R: Converting Multinomial Logit Data into Binary Logit Data
mlogit2logit
R Documentation
Converting Multinomial Logit Data into Binary Logit Data
Description
Converts multinomial logit data into a combination of several binary logit data sets, in order to analyze it via the Begg & Gray approximation using a binary logistic regression.

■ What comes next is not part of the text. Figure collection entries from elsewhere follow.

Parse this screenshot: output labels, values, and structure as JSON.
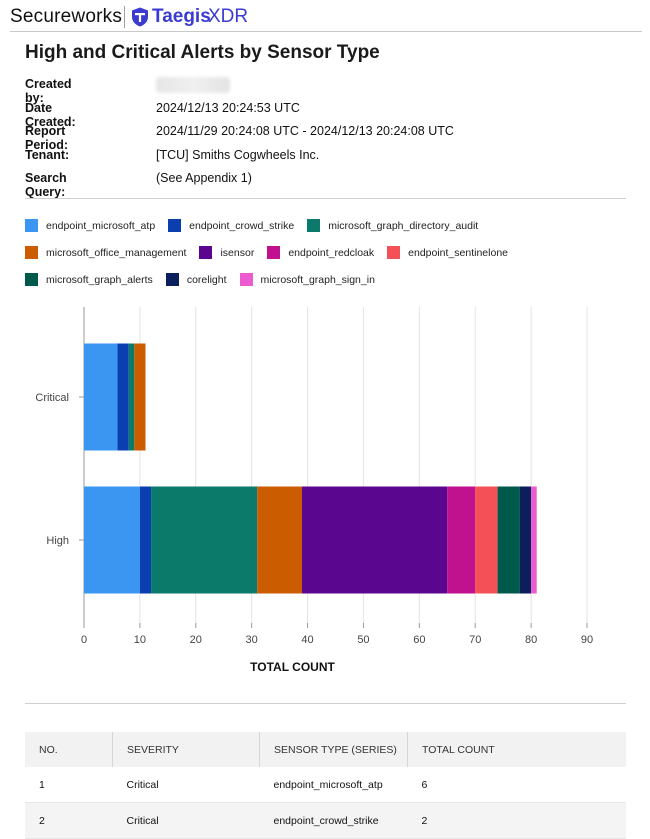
{
  "header": {
    "brand": "Secureworks",
    "product_name": "Taegis",
    "product_suffix": "XDR",
    "colors": {
      "taegis": "#3b3bd1"
    }
  },
  "report": {
    "title": "High and Critical Alerts by Sensor Type",
    "meta": [
      {
        "label": "Created by:",
        "value": ""
      },
      {
        "label": "Date Created:",
        "value": "2024/12/13 20:24:53 UTC"
      },
      {
        "label": "Report Period:",
        "value": "2024/11/29 20:24:08 UTC - 2024/12/13 20:24:08 UTC"
      },
      {
        "label": "Tenant:",
        "value": "[TCU] Smiths Cogwheels Inc."
      },
      {
        "label": "Search Query:",
        "value": "(See Appendix 1)"
      }
    ]
  },
  "legend": [
    {
      "name": "endpoint_microsoft_atp",
      "color": "#3a96f0"
    },
    {
      "name": "endpoint_crowd_strike",
      "color": "#0b3fb0"
    },
    {
      "name": "microsoft_graph_directory_audit",
      "color": "#0b7a6a"
    },
    {
      "name": "microsoft_office_management",
      "color": "#cc5c00"
    },
    {
      "name": "isensor",
      "color": "#5b068f"
    },
    {
      "name": "endpoint_redcloak",
      "color": "#c0128e"
    },
    {
      "name": "endpoint_sentinelone",
      "color": "#f45058"
    },
    {
      "name": "microsoft_graph_alerts",
      "color": "#005a4c"
    },
    {
      "name": "corelight",
      "color": "#0b1f5c"
    },
    {
      "name": "microsoft_graph_sign_in",
      "color": "#ec5bd0"
    }
  ],
  "chart_data": {
    "type": "bar",
    "orientation": "horizontal",
    "stacked": true,
    "categories": [
      "Critical",
      "High"
    ],
    "series": [
      {
        "name": "endpoint_microsoft_atp",
        "values": [
          6,
          10
        ]
      },
      {
        "name": "endpoint_crowd_strike",
        "values": [
          2,
          2
        ]
      },
      {
        "name": "microsoft_graph_directory_audit",
        "values": [
          1,
          19
        ]
      },
      {
        "name": "microsoft_office_management",
        "values": [
          2,
          8
        ]
      },
      {
        "name": "isensor",
        "values": [
          0,
          26
        ]
      },
      {
        "name": "endpoint_redcloak",
        "values": [
          0,
          5
        ]
      },
      {
        "name": "endpoint_sentinelone",
        "values": [
          0,
          4
        ]
      },
      {
        "name": "microsoft_graph_alerts",
        "values": [
          0,
          4
        ]
      },
      {
        "name": "corelight",
        "values": [
          0,
          2
        ]
      },
      {
        "name": "microsoft_graph_sign_in",
        "values": [
          0,
          1
        ]
      }
    ],
    "xlabel": "TOTAL COUNT",
    "ylabel": "",
    "xlim": [
      0,
      90
    ],
    "xticks": [
      0,
      10,
      20,
      30,
      40,
      50,
      60,
      70,
      80,
      90
    ],
    "grid": true,
    "legend_position": "top"
  },
  "table": {
    "columns": [
      "NO.",
      "SEVERITY",
      "SENSOR TYPE (SERIES)",
      "TOTAL COUNT"
    ],
    "rows": [
      [
        "1",
        "Critical",
        "endpoint_microsoft_atp",
        "6"
      ],
      [
        "2",
        "Critical",
        "endpoint_crowd_strike",
        "2"
      ]
    ]
  }
}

Vector of names of alternatives. If it is not given, it is determined from the response column of the data frame. Values of this vector should match or be a subset of those in the response column. If it is a subset, data is reduced to contain only observations whose choice is contained in choices.
base.choice
Index of the base alternative within the vector choices.
varying
Indices of variables within data that are alternative-specific.
sep
Separator of variable name and alternative name in the ‘varying’ variables.
Details
Details of the conversion algorithm are described in the vignette of this package, see vignette('conversion').
Value
List with components:
data
Converted data set.
formula
Formula to be used with the converted data set.
nobs
Number of observations in the original data set.
z.index
Index of all Z columns within data (see vignette for details), i.e. columns that correspond to alternative specific constants.
z.names
Names of the Z columns.
zcols
List in which each element corresponds to any of the data columns that involve Z, which is either Z itself or an interaction between a variable and Z, (see vignette). The value of such element is a vector with the components ‘name’: either Z itself, or name of the corresponding X or U variable with which Z interacts; ‘choice’: which alternative it belongs to; ‘intercept’: logical determining if it is an alternative specific constant.
choices
Vector of names of the alternatives.
choice.main.intercept
Index of alternative within choices that corresponds to the main intercept of the binary logistic model.
Note
This function is called from within the bic.mlogit and thus usually will not need to be called explicitly.
Author(s)
Hana Sevcikova
References
Begg, C.B., Gray, R. (1984) Calculation of polychotomous logistic regression parameters using individualized regressions. Biometrika 71, 11–18.
Yeung, K.Y., Bumgarner, R.E., Raftery, A.E. (2005) Bayesian model averaging: development of an improved multi-class, gene selection and classification tool for microarray data. Bioinformatics 21 (10), 2394–2402.